As a protein-coding gene evolves, non-synonymous substitutions do not accumulate uniformly along its sequence. There is heterogeneity among the rates at which individual sites within a protein evolve, and part of that heterogeneity is induced by structural and functional constraints. Though the structural and functional domains that comprise proteins are contingent upon tertiary folding, there is enrichment within domains for residues that are contiguous along the primary sequence. As such, within proteins there exists rate autocorrelation that can be, and has been, exploited to annotate regions of putative importance.
In a pairwise comparison of protein-coding genes, rate heterogeneity manifests in the non-random placement of non-synonymous changes. One expects a dearth of such changes in regions of structural and functional importance and a relative excess where the intensity of selection is less. The aggregation of changes outside of important regions may lead to the appearance that non-synonymous changes are clustering. We speculated that the appearance of clustering would increase with an increasing intensity of selection, and we developed the dispersion ratio to test that hypothesis. Confirming our speculation, we found a highly-significant log-linear relationship between the dispersion ratio and evolutionary rate. This relationship was observed to be robust to both choice of species and degree of evolutionary divergence.

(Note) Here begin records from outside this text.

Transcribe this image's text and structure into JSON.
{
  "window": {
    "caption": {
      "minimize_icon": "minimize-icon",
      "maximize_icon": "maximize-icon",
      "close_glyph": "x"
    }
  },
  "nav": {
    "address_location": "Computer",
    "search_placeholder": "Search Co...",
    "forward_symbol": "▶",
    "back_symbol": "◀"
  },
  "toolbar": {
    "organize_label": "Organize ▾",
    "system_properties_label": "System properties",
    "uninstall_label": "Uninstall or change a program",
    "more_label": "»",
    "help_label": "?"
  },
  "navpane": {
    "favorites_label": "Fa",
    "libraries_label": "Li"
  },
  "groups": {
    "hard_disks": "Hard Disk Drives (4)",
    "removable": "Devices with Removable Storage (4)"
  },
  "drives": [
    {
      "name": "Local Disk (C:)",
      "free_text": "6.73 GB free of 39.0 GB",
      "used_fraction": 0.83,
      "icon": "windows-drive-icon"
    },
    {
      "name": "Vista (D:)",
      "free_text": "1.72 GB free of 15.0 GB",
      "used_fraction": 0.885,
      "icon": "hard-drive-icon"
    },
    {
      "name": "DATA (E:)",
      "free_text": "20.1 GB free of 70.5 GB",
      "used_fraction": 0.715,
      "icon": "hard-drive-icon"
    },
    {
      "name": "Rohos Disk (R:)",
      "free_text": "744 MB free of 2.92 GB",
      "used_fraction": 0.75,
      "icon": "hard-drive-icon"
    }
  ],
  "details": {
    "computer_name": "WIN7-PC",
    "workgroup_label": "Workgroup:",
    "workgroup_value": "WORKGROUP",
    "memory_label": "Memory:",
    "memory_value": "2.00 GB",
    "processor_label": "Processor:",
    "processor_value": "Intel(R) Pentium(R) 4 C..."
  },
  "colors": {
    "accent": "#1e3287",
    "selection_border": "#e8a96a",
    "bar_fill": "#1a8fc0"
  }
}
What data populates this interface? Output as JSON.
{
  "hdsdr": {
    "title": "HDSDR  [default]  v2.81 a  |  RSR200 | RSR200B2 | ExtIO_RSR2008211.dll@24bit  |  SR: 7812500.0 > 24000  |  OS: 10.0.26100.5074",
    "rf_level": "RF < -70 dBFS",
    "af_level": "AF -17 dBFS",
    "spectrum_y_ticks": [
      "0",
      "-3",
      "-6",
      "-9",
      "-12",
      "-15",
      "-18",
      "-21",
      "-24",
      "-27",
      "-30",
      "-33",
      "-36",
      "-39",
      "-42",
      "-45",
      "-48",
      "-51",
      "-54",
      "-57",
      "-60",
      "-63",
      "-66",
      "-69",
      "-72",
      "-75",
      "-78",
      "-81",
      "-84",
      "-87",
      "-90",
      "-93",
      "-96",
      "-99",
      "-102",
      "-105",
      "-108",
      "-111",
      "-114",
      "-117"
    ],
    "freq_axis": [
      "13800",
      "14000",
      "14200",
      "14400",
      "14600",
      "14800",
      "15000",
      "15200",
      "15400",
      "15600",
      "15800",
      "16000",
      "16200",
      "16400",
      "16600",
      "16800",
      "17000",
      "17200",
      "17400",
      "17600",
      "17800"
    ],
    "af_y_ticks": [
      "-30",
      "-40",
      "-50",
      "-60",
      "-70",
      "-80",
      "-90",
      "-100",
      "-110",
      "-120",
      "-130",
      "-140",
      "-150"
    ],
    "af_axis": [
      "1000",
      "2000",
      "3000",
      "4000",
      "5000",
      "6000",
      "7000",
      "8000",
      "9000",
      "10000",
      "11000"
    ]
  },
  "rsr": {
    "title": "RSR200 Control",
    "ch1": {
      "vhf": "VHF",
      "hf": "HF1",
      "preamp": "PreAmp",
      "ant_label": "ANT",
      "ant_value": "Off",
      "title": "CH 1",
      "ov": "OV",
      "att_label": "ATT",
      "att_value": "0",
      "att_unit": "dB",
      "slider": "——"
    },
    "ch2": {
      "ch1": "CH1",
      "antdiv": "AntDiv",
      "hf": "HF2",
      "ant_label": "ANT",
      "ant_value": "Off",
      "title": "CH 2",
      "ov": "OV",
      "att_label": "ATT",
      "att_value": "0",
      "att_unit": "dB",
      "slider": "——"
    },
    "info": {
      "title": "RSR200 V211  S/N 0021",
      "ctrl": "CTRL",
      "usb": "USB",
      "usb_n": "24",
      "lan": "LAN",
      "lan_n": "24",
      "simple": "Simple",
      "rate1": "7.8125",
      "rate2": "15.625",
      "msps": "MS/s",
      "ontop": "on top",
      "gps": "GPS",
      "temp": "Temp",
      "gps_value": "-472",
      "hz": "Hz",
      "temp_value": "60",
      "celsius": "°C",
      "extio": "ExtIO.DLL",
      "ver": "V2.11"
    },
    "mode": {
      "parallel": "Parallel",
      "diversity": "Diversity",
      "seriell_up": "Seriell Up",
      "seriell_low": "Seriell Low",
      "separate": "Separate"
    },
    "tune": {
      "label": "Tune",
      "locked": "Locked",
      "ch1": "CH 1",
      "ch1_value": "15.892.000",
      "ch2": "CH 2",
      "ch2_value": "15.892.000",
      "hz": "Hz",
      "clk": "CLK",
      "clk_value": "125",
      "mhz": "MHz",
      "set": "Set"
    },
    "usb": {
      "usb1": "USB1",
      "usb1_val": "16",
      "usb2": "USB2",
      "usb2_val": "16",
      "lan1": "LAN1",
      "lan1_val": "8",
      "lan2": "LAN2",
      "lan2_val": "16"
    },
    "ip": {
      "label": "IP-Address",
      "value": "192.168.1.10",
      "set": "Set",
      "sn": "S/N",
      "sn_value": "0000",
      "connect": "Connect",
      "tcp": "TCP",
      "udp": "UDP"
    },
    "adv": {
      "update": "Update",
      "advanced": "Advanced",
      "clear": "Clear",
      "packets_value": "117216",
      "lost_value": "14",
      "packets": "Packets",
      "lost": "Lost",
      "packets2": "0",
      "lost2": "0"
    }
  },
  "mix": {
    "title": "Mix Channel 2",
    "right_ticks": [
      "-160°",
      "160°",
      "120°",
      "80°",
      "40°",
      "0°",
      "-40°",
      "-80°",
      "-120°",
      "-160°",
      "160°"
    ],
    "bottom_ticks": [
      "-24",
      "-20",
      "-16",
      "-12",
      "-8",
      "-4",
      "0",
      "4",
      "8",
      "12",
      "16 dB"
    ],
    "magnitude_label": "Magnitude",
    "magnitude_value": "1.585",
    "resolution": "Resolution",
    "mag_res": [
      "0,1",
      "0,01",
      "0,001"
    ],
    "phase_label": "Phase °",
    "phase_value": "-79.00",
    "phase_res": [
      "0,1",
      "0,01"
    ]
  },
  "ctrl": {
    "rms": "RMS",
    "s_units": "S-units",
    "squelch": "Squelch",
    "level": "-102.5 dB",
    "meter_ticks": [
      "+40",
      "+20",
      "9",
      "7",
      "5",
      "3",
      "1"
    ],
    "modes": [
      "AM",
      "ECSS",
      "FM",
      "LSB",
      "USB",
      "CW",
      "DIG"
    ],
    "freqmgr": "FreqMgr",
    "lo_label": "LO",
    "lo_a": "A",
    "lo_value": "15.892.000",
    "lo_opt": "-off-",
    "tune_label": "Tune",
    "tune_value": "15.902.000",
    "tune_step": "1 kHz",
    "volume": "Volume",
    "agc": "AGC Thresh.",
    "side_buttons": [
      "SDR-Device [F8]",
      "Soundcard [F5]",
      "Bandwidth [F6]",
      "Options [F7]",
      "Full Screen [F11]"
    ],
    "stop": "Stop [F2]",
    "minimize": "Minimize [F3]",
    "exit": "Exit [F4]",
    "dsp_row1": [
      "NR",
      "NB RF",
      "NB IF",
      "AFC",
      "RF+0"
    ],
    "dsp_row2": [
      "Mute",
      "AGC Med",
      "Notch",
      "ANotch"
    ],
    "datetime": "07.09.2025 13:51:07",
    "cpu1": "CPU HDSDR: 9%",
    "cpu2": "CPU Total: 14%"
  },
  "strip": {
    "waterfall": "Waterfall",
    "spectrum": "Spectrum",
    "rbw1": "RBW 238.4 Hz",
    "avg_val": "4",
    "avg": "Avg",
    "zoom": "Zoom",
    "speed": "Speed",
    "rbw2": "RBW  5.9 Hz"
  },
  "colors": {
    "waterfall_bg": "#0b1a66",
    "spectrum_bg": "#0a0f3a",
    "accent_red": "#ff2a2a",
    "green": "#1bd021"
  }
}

Just as purifying selection acts to cluster substitutions along the sequence of a protein, there is evidence that diversifying selection leads to clustering as well. This led us to consider the case of genes whose modes of evolution differ on sister lineages. In cases when the evolutionary trajectory spanned by a pairwise comparison contains a mixture of purifying and diversifying selection, we hypothesized an effect on the relationship between the dispersion ratio and evolutionary rate. Having already observed that the degree to which non-synonymous changes cluster is predictive of the rate at which a protein is evolving, we reasoned that for mixed regimes such predictions would be biased downward. At least for the data we examined, this turned out to be the case: for genes under positive selection in the human lineage, the evolutionary rate estimated from a human/chimpanzee comparison was greater than what the degree of clustering would predict.
To place in perspective the contribution of the dispersion ratio as a predictor of evolutionary rate, we compared its explanatory power to those of a diverse set of protein-related attributes. In doing so, we found log(ρ) to be a highly-significant and non-redundant correlate of the logarithmic rate, log(ω). The correlation between log(ρ) and log(ω), and its persistence after conditioning on other correlates of evolutionary rate, speaks to either a determinant of evolutionary rate that has not yet been characterized or a deficiency in the way evolutionary rate has been quantified in this particular set of studies. Whatever the case, it appears that non-synonymous clustering is a reliable, non-redundant, sequence-based predictor of ω.
Because the dispersion ratio behaves differently under neutrality and under purifying selection, and because permutations can be used to populate a sensible null distribution, one can envision using the dispersion ratio in a test of selection. Nevertheless, we did not devise ρ as a statistic to test the behavior of individual genes, and such tests, though conceivable, would likely be underpowered and inferior to existing methods (e.g. [12, 31]). These methods, unlike ours, were specifically designed to identify the presence of clustered substitutions and test their significance against an appropriate null hypothesis about a specific gene. By contrast, we were motivated by simplicity and proposed the dispersion ratio as an intuitive means of testing the existence of genome-wide evolutionary trends, without regard to any particular gene. Other measures of clustering are likely to perform similarly, and indeed we observe similar results to those presented when ρ is replaced by a model-based measure of autocorrelation (taken from ; data not shown).
The intuition behind our statistic and its relationship to evolutionary rate is grounded in dependencies induced by protein tertiary structure. Though ρ is a function of sequence and not structure, the dispersion ratio, like the methods from which it was inspired (e.g. ET, ESF, SWAKK), leverages the fact that adjacent residues in the sequence are structurally proximal. It seems reasonable that a structurally-informed analog of the dispersion ratio would be superior to ρ in validating the hypotheses of this manuscript, but we did not find this to be the case (data not shown). This may be due to, among other possibilities, the limited number of structures available or the manner in which we extended our statistic.
In interpreting the results presented here, it should be noted that all of our analyses were contingent upon sequence alignment. Because alignment uncertainty tends to increase with sequence divergence, to the extent that alignment errors affect neighboring sites, one expects a spurious non-biological correlation between ω and ρ. While alignment error may indeed contribute to the signal we observe, we do not believe it to play a major role. Several of our analyses feature very closely related species whose orthologous proteins are predominantly the same length. For these proteins, the alignment is unambiguous, unless there was both an insertion and deletion event.